In his 1937 patent, Reeves formulated the major advantages of digital PCM transmission, namely
Quality depends on conversion steps ONLY
Quality independent of transmission media
Compatibility with different media and traffic (video, audio, and data)
Low cost
New features can easily be embedded.
These are gigantic and also visionary conclusions. Reeves showed his enormous engineering foresight, as there are two essential assumptions that are implicit in the above characteristics. Firstly, each quantized sample can be transmitted with arbitrarily small probability of error. It was absolutely not clear in 1937 that this could be accomplished in theory; let alone that he, or others, knew about practical methods for achieving error-free transmission. There was no research on the topic of error correcting codes. It would take another ten years and a world war, before research on error free digital communication would take off. Secondly, he assumed that conversion from the analog to the digital domain, and vice versa, could be done, either in theory or practice, with arbitrary small accuracy by use of sufficiently frequent sampling, and by quantizing each sample with a sufficiently large number of levels. Early theoretical work by mathematicians had been published, but it appears that Reeves was unaware of that literature.

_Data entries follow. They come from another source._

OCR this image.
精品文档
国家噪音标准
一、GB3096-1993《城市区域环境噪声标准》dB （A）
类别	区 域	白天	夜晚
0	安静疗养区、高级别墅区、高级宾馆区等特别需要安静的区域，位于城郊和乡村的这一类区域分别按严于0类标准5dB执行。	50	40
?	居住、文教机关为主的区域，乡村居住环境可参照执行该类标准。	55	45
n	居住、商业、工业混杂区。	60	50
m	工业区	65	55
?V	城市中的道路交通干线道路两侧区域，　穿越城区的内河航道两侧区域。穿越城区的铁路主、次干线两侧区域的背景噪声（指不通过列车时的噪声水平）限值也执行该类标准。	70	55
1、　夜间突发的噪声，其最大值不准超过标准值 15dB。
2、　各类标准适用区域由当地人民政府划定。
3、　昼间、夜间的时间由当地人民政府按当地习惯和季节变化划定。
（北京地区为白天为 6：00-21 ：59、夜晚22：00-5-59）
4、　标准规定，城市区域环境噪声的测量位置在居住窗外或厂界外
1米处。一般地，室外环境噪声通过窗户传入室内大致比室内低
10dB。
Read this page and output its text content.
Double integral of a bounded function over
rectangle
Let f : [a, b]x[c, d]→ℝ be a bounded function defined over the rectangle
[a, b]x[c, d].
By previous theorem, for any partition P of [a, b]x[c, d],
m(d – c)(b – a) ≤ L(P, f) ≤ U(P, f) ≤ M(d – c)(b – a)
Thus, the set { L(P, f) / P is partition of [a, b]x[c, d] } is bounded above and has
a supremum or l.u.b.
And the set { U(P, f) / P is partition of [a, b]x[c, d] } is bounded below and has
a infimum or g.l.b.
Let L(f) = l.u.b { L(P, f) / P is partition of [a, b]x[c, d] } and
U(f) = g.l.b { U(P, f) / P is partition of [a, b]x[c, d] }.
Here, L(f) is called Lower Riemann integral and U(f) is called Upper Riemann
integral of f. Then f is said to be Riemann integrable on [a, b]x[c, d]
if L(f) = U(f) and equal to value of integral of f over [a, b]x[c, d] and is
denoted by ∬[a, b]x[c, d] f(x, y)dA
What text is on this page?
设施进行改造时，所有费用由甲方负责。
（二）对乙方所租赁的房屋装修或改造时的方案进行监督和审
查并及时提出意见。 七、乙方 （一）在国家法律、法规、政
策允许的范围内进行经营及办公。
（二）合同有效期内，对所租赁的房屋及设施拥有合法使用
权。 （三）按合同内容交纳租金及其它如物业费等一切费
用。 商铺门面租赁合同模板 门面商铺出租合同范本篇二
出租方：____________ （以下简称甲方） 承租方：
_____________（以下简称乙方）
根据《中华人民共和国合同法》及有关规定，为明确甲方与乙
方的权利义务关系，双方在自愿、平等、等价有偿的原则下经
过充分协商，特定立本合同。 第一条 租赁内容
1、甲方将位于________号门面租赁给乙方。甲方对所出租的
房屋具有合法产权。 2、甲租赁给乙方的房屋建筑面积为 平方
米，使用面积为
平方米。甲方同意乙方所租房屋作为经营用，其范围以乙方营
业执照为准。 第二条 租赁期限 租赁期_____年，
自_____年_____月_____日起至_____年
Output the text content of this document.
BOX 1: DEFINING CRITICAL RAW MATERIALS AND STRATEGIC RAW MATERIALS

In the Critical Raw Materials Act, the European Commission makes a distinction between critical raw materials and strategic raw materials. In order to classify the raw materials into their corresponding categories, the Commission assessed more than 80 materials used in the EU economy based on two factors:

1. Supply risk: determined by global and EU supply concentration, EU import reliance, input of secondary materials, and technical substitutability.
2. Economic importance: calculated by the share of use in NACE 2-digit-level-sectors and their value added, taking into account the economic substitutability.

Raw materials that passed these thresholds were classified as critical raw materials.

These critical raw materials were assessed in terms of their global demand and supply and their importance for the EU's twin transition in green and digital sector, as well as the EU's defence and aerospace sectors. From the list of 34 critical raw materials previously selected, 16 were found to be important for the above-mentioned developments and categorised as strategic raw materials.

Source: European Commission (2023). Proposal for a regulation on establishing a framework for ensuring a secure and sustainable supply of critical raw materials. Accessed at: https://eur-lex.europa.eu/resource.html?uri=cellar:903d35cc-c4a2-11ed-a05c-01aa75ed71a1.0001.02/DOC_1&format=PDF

A notable disadvantage of PCM is the required high (analogue) bandwidth of the transmission or storage system. And though Reeves' extraordinary patent of 1937 showed how this might be done in theory, the valve-based technology of the time was not up to the job. Pulse Code Modulation could not be implement economically until the invention of the transistor decades later. But economy was not always a priority. PCM was first used by the armed forces for the SIGSALY scrambled radio system on which Churchill and Roosevelt talked in total secrecy for much of World War II.
Curing the war he also invented a 'blind bombing' system, called Oboe, which assisted in increasing the accuracy of Allied bombing raids.
Reeves also conducted paranormal research, where he employed Geiger counters, pendulums, and electronics. He claimed that his discoveries were 'guided' by Michael Faraday himself, who died in 1867.
He was awarded over 100 patents, as well as a CBE.